Slip Sliding AwayI cannot recall exactly how old I was when it happened. I wouldn’t be surprised if I somehow might have suffered a brain injury from the impact. All I know is that I hit the wall hard….and I never looked at life the same way again.

The second born of a family of four girls, I used to consider myself a bit of a tomboy. In retrospect, the only thing I had in common with a tomboy was that I rarely wore dresses and my hair was cropped short like a boy. Oh yeah…..I also had a filthy mouth like a sailor. Despite of having many of the tomboy trappings, I was scared of bugs, bears, dirt, loud things, fast things, dead things…..

I played tough….but would rely on my very fast short legs to get me out of a bind.

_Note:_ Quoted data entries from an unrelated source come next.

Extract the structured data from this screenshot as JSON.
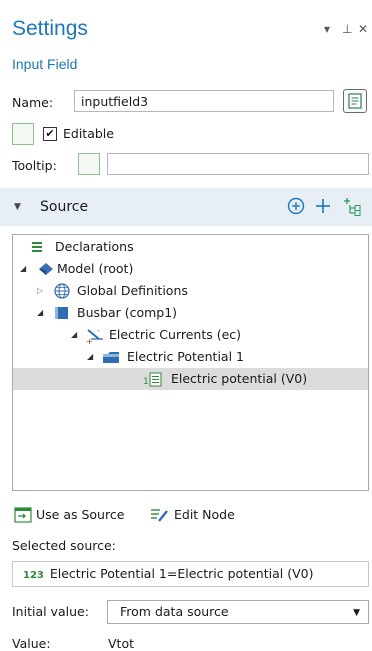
{
  "header": {
    "title": "Settings",
    "subtitle": "Input Field",
    "controls": {
      "menu": "▾",
      "pin": "⊥",
      "close": "✕"
    }
  },
  "form": {
    "name_label": "Name:",
    "name_value": "inputfield3",
    "editable_label": "Editable",
    "editable_checked": true,
    "tooltip_label": "Tooltip:",
    "tooltip_value": ""
  },
  "source": {
    "title": "Source",
    "tree": [
      {
        "label": "Declarations",
        "icon": "declarations-icon"
      },
      {
        "label": "Model (root)",
        "icon": "model-icon"
      },
      {
        "label": "Global Definitions",
        "icon": "globe-icon"
      },
      {
        "label": "Busbar (comp1)",
        "icon": "component-icon"
      },
      {
        "label": "Electric Currents (ec)",
        "icon": "electric-currents-icon"
      },
      {
        "label": "Electric Potential 1",
        "icon": "boundary-icon"
      },
      {
        "label": "Electric potential (V0)",
        "icon": "parameter-icon"
      }
    ]
  },
  "actions": {
    "use_as_source": "Use as Source",
    "edit_node": "Edit Node"
  },
  "selected": {
    "label": "Selected source:",
    "prefix": "123",
    "value": "Electric Potential 1=Electric potential (V0)"
  },
  "initial": {
    "label": "Initial value:",
    "selected_option": "From data source"
  },
  "value": {
    "label": "Value:",
    "text": "Vtot"
  },
  "colors": {
    "accent": "#1d77b8",
    "section_bg": "#e7eef5",
    "selected_row": "#dcdcdc",
    "add_icon_green": "#2e9e5b"
  }
}
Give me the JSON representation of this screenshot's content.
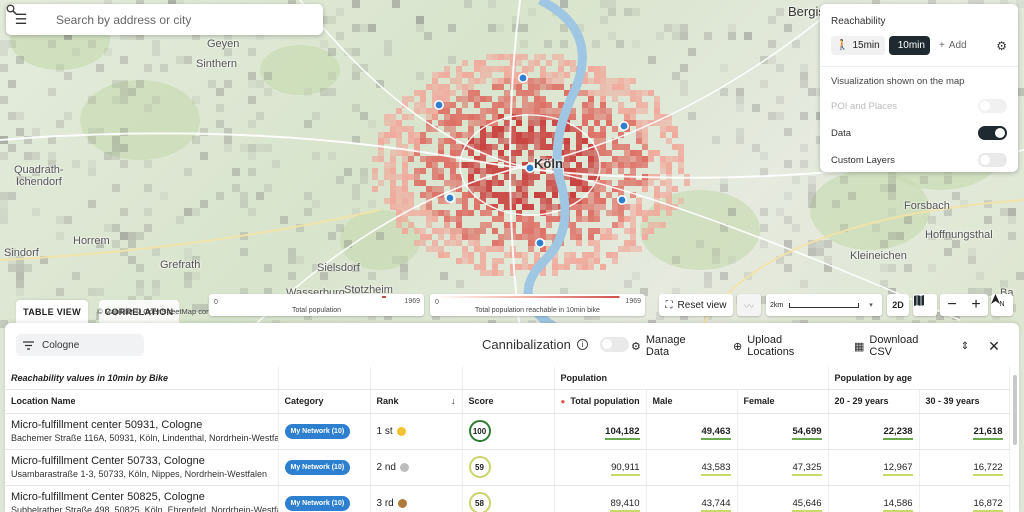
{
  "search": {
    "placeholder": "Search by address or city"
  },
  "map": {
    "places": [
      {
        "id": "bergisch",
        "text": "Bergis"
      },
      {
        "id": "geyen",
        "text": "Geyen"
      },
      {
        "id": "sinthern",
        "text": "Sinthern"
      },
      {
        "id": "quadrath",
        "text": "Quadrath-"
      },
      {
        "id": "ichendorf",
        "text": "Ichendorf"
      },
      {
        "id": "horrem",
        "text": "Horrem"
      },
      {
        "id": "sindorf",
        "text": "Sindorf"
      },
      {
        "id": "grefrath",
        "text": "Grefrath"
      },
      {
        "id": "sielsdorf",
        "text": "Sielsdorf"
      },
      {
        "id": "wasserburg",
        "text": "Wasserburg"
      },
      {
        "id": "stotzheim",
        "text": "Stotzheim"
      },
      {
        "id": "koln",
        "text": "Köln"
      },
      {
        "id": "forsbach",
        "text": "Forsbach"
      },
      {
        "id": "hoffnungsthal",
        "text": "Hoffnungsthal"
      },
      {
        "id": "kleineichen",
        "text": "Kleineichen"
      },
      {
        "id": "ba",
        "text": "Ba"
      }
    ],
    "attribution": "© MapTiler © OpenStreetMap contributors",
    "tabs": {
      "table_view": "TABLE VIEW",
      "correlation": "CORRELATION"
    },
    "legend_population": {
      "min": "0",
      "max": "1969",
      "caption": "Total population"
    },
    "legend_reachable": {
      "min": "0",
      "max": "1969",
      "caption": "Total population reachable in 10min bike"
    },
    "reset_label": "Reset view",
    "scale_label": "2km",
    "mode_2d": "2D",
    "zoom_out": "−",
    "zoom_in": "+",
    "north_label": "N"
  },
  "reachability": {
    "title": "Reachability",
    "walk_label": "15min",
    "bike_label": "10min",
    "add_label": "Add",
    "vis_title": "Visualization shown on the map",
    "layers": [
      {
        "label": "POI and Places",
        "enabled": false,
        "disabled": true
      },
      {
        "label": "Data",
        "enabled": true,
        "disabled": false
      },
      {
        "label": "Custom Layers",
        "enabled": false,
        "disabled": false
      }
    ]
  },
  "panel": {
    "filter_value": "Cologne",
    "cannibalization_label": "Cannibalization",
    "manage_data": "Manage Data",
    "upload_locations": "Upload Locations",
    "download_csv": "Download CSV",
    "caption": "Reachability values in 10min by Bike",
    "group_population": "Population",
    "group_age": "Population by age",
    "columns": {
      "location": "Location Name",
      "category": "Category",
      "rank": "Rank",
      "score": "Score",
      "total_population": "Total population",
      "male": "Male",
      "female": "Female",
      "age_20_29": "20 - 29 years",
      "age_30_39": "30 - 39 years"
    },
    "rows": [
      {
        "name": "Micro-fulfillment center 50931, Cologne",
        "address": "Bachemer Straße 116A, 50931, Köln, Lindenthal, Nordrhein-Westfal...",
        "category": "My Network (10)",
        "rank": "1 st",
        "medal_color": "#f2c230",
        "score": "100",
        "score_color": "#2e7d32",
        "total_population": "104,182",
        "male": "49,463",
        "female": "54,699",
        "age_20_29": "22,238",
        "age_30_39": "21,618",
        "bold": true
      },
      {
        "name": "Micro-fulfillment Center 50733, Cologne",
        "address": "Usambarastraße 1-3, 50733, Köln, Nippes, Nordrhein-Westfalen",
        "category": "My Network (10)",
        "rank": "2 nd",
        "medal_color": "#bdbdbd",
        "score": "59",
        "score_color": "#c9d46a",
        "total_population": "90,911",
        "male": "43,583",
        "female": "47,325",
        "age_20_29": "12,967",
        "age_30_39": "16,722",
        "bold": false
      },
      {
        "name": "Micro-fulfillment Center 50825, Cologne",
        "address": "Subbelrather Straße 498, 50825, Köln, Ehrenfeld, Nordrhein-Westfal...",
        "category": "My Network (10)",
        "rank": "3 rd",
        "medal_color": "#b07a3a",
        "score": "58",
        "score_color": "#c9d46a",
        "total_population": "89,410",
        "male": "43,744",
        "female": "45,646",
        "age_20_29": "14,586",
        "age_30_39": "16,872",
        "bold": false
      }
    ]
  }
}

Anyhow…..I grew up on a farm, but not a real farm as one might imagine when thinking of a farm.

It was a grain farm.

We grew grain.

I never had to go gather fresh eggs in the morning or feed the cattle. I never had to milk a cow (although there was a brief time that we were encouraged to milk our lone goat which, in hindsight, I am certain that my father intended to be our ‘gateway’ goat and lead to a genuine interest in animal husbandry…..never happened).

The entire experience was gross and the goat didn’t want to stand still and the milk tasted funny. Blech!

It was a failed experiment and one day the goat was gone. Poof! (Don’t get melodramatic……I am certain that the goat was given to a neighbour).

Like I said….we grew up on a farm…..but we are only entitled to label our experience “Farm-lite”.

So, I think you have the picture.

The day IT happened was very, very cold. A frigid winter day where my sisters and I were house-bound with only channel 13 (CTV) to keep us company. That channel was so fuzzy that we could barely make out the grey shapes of the Skipper and Gilligan and no amount of tinfoil on the rabbit ears was going to improve things.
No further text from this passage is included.